Kaposiform hemangioendothelioma (KHE) is a rare vascular neoplasm that is locally aggressive but without metastatic potential. It occurs particularly in the skin, deep soft tissue, retroperitoneum, mediastinum, and rarely in bone. Although lesions occur solitary, they often involve large areas of the body, such as the head/neck region (40%), trunk (30%), or extremity (30%).

Usually, it is present at birth as a flat, reddish-purple, tense and edematous lesion.

Although half of lesions are congenital, 58% of KHE develop during infancy, 32% between age 1 and 10 years (32%) and 10% after 11 years of age. Moreover, adult onset has been described too with mainly males being affected. Both sexes are affected equally in children.

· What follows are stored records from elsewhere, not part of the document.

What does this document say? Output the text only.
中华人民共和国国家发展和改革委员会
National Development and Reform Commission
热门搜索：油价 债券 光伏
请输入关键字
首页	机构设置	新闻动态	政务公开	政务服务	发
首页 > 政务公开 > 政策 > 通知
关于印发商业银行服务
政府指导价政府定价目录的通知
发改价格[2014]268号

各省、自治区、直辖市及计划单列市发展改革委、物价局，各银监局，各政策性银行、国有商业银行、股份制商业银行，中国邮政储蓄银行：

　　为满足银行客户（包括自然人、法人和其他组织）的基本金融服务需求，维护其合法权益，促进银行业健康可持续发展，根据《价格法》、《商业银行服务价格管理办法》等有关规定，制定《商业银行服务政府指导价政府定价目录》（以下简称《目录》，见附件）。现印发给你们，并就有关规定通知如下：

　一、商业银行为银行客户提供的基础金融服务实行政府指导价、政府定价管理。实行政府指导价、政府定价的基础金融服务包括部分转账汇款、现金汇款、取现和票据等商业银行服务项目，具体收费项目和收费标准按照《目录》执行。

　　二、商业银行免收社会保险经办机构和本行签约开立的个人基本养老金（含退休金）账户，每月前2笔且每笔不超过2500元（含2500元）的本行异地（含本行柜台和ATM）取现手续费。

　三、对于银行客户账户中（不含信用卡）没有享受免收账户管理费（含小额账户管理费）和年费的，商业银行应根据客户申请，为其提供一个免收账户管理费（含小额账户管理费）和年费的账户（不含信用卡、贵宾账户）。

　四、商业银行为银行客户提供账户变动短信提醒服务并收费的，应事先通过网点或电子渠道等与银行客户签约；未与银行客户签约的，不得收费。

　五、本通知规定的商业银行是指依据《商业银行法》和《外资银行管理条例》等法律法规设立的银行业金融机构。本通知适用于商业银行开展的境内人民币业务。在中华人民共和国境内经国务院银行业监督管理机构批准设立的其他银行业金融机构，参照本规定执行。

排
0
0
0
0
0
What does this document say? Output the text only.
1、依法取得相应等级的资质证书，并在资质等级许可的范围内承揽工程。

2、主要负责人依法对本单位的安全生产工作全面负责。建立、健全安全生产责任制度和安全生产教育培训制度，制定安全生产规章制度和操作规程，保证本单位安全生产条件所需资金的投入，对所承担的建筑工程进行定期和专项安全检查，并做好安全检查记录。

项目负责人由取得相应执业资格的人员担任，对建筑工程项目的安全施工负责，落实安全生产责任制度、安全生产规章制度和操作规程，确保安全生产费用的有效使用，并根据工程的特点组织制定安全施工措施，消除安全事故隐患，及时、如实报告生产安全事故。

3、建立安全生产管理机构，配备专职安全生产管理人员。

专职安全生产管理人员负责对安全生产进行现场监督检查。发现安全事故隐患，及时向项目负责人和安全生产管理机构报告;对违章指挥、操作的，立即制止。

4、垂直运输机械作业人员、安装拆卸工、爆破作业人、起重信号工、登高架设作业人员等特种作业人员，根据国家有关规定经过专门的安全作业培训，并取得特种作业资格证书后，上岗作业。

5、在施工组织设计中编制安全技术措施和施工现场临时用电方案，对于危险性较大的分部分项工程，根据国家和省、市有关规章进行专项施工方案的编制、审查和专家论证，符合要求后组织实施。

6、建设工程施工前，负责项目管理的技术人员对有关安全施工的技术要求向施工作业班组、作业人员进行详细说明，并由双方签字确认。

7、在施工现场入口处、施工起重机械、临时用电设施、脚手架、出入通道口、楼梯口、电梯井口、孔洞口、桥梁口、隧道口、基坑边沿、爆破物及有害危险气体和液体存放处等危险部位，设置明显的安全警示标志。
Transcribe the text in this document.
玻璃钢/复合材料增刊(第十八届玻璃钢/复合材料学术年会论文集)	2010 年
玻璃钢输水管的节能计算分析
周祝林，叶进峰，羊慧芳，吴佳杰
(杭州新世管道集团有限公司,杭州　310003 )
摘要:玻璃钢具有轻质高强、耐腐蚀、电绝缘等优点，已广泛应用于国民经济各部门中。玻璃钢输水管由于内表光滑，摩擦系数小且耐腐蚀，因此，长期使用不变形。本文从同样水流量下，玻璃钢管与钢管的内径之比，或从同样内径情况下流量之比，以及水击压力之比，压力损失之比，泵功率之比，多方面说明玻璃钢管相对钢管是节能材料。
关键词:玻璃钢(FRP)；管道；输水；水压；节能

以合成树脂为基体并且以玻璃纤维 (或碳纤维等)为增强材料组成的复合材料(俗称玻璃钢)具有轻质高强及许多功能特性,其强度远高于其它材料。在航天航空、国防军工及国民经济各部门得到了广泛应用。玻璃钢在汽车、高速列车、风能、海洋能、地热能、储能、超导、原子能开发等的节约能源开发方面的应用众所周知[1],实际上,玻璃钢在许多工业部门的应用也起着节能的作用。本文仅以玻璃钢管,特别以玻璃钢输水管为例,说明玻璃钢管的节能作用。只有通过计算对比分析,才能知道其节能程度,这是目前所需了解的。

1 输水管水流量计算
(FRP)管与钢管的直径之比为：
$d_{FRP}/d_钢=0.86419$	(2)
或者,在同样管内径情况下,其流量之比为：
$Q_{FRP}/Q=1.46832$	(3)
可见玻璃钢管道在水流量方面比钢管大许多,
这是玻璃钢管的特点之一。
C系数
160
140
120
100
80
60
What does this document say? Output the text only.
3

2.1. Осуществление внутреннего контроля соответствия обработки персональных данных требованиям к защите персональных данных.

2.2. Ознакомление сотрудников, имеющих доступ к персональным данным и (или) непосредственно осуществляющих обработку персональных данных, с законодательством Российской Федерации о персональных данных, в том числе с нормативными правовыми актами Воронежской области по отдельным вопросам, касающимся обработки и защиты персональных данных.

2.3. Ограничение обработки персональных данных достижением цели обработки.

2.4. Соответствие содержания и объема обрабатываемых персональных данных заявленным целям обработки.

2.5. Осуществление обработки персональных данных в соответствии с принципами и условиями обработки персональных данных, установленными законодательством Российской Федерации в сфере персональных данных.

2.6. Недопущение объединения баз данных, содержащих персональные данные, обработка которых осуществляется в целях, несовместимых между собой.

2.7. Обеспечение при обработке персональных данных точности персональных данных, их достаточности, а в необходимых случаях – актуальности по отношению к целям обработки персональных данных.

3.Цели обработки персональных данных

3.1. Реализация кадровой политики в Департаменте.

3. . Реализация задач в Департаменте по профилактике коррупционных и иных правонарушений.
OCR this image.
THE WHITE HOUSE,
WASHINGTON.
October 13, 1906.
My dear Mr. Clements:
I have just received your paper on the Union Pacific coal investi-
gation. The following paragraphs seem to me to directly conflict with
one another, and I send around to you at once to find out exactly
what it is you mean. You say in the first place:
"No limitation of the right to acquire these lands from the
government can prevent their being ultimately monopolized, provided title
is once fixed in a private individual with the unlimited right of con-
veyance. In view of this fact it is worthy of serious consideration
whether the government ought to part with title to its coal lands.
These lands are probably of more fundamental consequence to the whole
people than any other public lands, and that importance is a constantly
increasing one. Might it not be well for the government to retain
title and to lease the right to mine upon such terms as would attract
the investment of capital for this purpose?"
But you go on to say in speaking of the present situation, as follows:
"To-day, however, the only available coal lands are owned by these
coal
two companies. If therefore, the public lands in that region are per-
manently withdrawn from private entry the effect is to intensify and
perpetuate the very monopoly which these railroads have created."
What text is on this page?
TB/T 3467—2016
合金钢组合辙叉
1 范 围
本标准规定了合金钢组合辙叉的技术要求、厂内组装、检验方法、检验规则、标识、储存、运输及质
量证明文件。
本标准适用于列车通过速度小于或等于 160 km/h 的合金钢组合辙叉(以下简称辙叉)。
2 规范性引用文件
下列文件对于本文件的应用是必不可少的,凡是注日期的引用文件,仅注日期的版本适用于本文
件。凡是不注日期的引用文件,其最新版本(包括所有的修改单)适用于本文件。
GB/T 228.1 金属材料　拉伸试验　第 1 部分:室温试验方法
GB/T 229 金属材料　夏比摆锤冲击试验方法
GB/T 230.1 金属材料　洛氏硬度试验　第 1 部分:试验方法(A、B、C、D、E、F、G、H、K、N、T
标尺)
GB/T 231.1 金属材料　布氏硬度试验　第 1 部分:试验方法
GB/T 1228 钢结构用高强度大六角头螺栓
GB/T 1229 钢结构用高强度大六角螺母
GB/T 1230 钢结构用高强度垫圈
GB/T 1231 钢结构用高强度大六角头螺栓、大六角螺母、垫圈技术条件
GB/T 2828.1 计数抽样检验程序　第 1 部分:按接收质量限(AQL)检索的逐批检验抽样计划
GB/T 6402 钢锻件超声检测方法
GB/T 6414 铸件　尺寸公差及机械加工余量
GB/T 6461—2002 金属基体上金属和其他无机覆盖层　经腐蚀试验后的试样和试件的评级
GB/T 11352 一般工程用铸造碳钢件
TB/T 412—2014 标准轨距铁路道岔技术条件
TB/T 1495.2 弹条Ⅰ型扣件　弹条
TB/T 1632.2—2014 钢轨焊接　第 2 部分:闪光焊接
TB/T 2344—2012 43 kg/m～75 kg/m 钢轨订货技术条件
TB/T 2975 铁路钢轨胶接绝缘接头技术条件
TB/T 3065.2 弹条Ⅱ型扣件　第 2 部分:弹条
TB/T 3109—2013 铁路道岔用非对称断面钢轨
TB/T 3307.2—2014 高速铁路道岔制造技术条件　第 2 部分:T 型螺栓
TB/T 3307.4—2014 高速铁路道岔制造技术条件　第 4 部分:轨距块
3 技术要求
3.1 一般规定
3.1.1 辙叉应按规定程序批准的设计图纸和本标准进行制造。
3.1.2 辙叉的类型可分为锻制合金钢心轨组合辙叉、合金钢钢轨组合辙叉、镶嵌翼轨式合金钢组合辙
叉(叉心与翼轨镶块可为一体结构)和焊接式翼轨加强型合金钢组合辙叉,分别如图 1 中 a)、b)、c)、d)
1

Lesions are often greater than 5 cm in diameter and can cause visible deformity and pain. During early childhood, KHE may enlarge and after 2 years of age, it may partially regress. Though, it usually persists longterm. In addition, 50% of patients suffer from coagulopathy due to thrombocytopenia (<25,000/mm3), presenting with petechiae and bleeding. This is called the Kasabach-Merritt Phenomenon, which is caused by trapping of platelets and other clotting factors within the tumor. Kasabach-Merritt Phenomenon is less likely in patients with lesions less than 8 cm. As two-thirds of adult-onset KHE tumors are less than 2 cm, KHE in adults is rarely associated with Kasabach-Merritt Phenomenon.

Patients with KHE and Kasabach-Merritt Phenomenon present with petechiae and ecchymosis.

Most KHE tumors are diffuse involving multiple tissue planes and important structures. Resection of KHE is thus often difficult. Treatment of kaposiform hemangioendothelioma is therefore medical. The primary drug is interferon alfa, which is successful in 50% of children. Another option is vincristine, which has lots of side-effects, but has a response rate of 90%. Drug therapy is often used in shrinking the tumor and treating the coagulopathy. However, many of these kaposiform hemangioendotheliomas do not completely regress and remain as a much smaller asymptomatic tumor. However, KHE still has a high mortality rate of 30%. Although complete surgical removal with a large margin has the best reported outcome, it is usually not done because of the risk of bleeding, extensiveness, and the anatomic site of the lesion.

Operative management may be possible for small or localized lesions. Removal of larger areas also may be indicated for symptomatic patients or for patients who have failed farmacotherapy. Resection is not required for lesions that are not causing functional problems, because KHE is benign and because resection could cause deformity.